EMR V5.2.1 |
Spark 3.1.1 |
- Delta Lake and Hudi are supported.
- Remote Shuffle Service is supported.
- Livy is supported.
- In the EMR console, the parameter names on the spark-defaults tab of the Configure tab for the Spark service are optimized.
- The cost-based optimization (CBO), dynamic partition pruning, and Z-order features
are optimized. The performance of these features is 50% higher than in Spark 3.
- Log Service, DataHub, and Message Queue for Apache RocketMQ can be used as data sources.
|
EMR V4.9.0 |
Spark 2.4.7 |
- The issue that adaptive execution does not take effect in some scenarios is fixed.
- The issue that statistical aggregate functions are used in different manners in Spark
and Hive is fixed.
- The issue that Spark cannot read valid data of the CHAR type from a Hive ORC table
is fixed.
|
EMR V4.8.0 |
Spark 2.4.7 |
|
EMR V4.6.0 |
Spark 2.4.7 |
- Spark is updated to 2.4.7.
- jQuery is updated to 3.5.1.
- Spark is compatible with Hive to automatically update table and partition sizes.
- Spark metadata and job running information can be sent to DataWorks.
|
EMR V4.5.0 |
Spark 2.4.5 |
Metadata stored in Alibaba Cloud Data Lake Formation (DLF) is supported. |
EMR V4.4.0 |
Spark 2.4.5 |
- A Java agent is added for the Thrift Server process.
- The NOT IN subquery performance of Spark SQL is optimized.
- The following issue is fixed: A stack overflow occurs when a large number of empty
files are read.
- Explicit dependencies on Has are removed by using code or Has dependencies are updated.
|
EMR V4.3.0 |
Spark 2.4.5 |
- Spark is updated to 2.4.5.
- The associated Delta Lake is updated to 0.6.0.
- The issue that PySpark cannot properly run after Ranger Hive is enabled is fixed.
|
EMR V3.36.1 |
Spark 2.4.7 |
- In the EMR console, the parameter names on the spark-defaults tab of the Configure tab for the Spark service are optimized.
- The performance of log collection is optimized.
- The data compression algorithm Zstandard is supported.
|
EMR V3.35.0 |
Spark 2.4.7 |
- The issue that adaptive execution does not take effect in some scenarios is fixed.
- The issue that statistical aggregate functions are used in different manners in Spark
and Hive is fixed.
- The issue that Spark cannot read valid data of the CHAR type from a Hive ORC table
is fixed.
|
EMR V3.34.0 |
Spark 2.4.7 |
|
EMR V3.33.0 |
Spark 2.4.7 |
- Spark is updated to 2.4.7.
- jQuery is updated to 3.5.1.
- Spark is compatible with Hive to automatically update table and partition sizes.
- Spark metadata and job running information can be sent to DataWorks.
|
EMR V3.32.0 |
Spark 2.4.5 |
The data collection feature of JindoTable can be enabled or disabled. |
EMR V3.30.0 |
Spark 2.4.5 |
- Metadata from Alibaba Cloud Data Lake Formation (DLF) is supported.
- Has dependencies are updated to 2.0.1.
- Issues caused by backticks (`) in Streaming SQL are fixed.
- The JAR package of Delta is removed.
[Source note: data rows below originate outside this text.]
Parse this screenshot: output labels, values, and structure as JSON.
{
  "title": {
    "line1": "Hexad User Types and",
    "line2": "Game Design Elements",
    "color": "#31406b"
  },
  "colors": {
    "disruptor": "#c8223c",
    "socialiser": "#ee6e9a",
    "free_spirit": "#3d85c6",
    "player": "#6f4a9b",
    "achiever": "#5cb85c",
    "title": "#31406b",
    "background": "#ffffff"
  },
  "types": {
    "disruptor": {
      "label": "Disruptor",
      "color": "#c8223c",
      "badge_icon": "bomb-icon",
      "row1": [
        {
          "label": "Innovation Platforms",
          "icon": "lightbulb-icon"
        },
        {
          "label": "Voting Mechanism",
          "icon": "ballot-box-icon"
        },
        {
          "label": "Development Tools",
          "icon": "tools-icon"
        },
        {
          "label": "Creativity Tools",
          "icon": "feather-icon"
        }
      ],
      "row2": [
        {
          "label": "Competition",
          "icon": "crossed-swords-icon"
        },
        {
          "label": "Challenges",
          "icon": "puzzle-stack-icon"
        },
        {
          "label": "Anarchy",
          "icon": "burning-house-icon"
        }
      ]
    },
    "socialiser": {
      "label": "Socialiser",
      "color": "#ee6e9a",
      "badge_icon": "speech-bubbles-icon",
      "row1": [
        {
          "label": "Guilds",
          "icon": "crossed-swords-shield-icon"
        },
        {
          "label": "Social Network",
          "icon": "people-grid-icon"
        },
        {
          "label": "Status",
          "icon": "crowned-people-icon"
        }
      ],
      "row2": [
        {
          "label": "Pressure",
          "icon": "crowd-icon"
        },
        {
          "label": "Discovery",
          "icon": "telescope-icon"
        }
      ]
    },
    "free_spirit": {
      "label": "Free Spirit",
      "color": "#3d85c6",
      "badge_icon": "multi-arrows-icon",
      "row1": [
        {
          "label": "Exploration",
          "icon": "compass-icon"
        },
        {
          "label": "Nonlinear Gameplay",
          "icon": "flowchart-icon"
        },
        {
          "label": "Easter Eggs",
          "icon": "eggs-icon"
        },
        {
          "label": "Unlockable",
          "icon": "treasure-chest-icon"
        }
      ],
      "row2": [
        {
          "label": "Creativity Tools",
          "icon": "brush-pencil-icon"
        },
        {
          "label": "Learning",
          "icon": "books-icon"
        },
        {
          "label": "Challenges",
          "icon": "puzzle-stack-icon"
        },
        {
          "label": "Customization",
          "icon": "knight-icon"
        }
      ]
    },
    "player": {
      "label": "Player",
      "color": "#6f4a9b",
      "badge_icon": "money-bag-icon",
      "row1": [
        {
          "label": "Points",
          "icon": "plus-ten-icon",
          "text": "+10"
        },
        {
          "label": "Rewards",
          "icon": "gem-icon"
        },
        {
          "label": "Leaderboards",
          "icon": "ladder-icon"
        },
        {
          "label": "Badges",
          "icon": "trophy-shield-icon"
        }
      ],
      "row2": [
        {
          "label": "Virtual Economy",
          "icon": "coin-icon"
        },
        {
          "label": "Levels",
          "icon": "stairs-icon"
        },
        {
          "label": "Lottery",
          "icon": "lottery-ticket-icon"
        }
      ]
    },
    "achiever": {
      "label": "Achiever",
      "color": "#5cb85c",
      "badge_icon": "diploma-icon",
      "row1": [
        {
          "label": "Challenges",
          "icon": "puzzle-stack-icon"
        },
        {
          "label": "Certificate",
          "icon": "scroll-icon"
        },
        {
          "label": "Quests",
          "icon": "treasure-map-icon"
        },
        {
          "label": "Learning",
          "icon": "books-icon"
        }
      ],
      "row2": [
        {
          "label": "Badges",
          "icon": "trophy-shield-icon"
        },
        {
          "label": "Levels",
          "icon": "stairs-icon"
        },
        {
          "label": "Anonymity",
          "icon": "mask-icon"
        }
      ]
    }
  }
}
Delta is separately deployed.
- Logs are stored in HDFS directories.
|
EMR V3.29.0 |
Spark 2.4.5 |
- Spark is updated to 2.4.5.2.0.
- A third-party metastore is supported.
- The datalake metastore-client parameter is added.
|
EMR V3.28.0 |
Spark 2.4.5 |
- Spark is updated to 2.4.5.
- Spark is compatible with the Streaming SQL scripts of DataFactory.
- Delta 0.6.0 is supported.
|
EMR V3.27.2 |
Spark 2.4.3 |
- Partition fields of the date type are supported in the cube.
- The stack depth in the spark-submit scripts is increased.
|
EMR V3.26.3 |
Spark 2.4.3 |
JindoOssCommitter is used as the default committer. |
EMR V3.25.0 |
Spark 2.4.3 |
- Parameters related to Delta, such as
spark.sql.extensions , can be configured in the EMR console.
- Data from a Delta table can be read by using Hive to avoid manual configuration of
InputFormat.
- The ALTER TABLE SET TBLPROPERTIES and UNSET TBLPROPERTIES statements are supported.
|
EMR V3.24.0 |
Spark 2.4.3 |
- Parameters related to Delta are supported.
- The Spark plug-in can be configured in Ranger.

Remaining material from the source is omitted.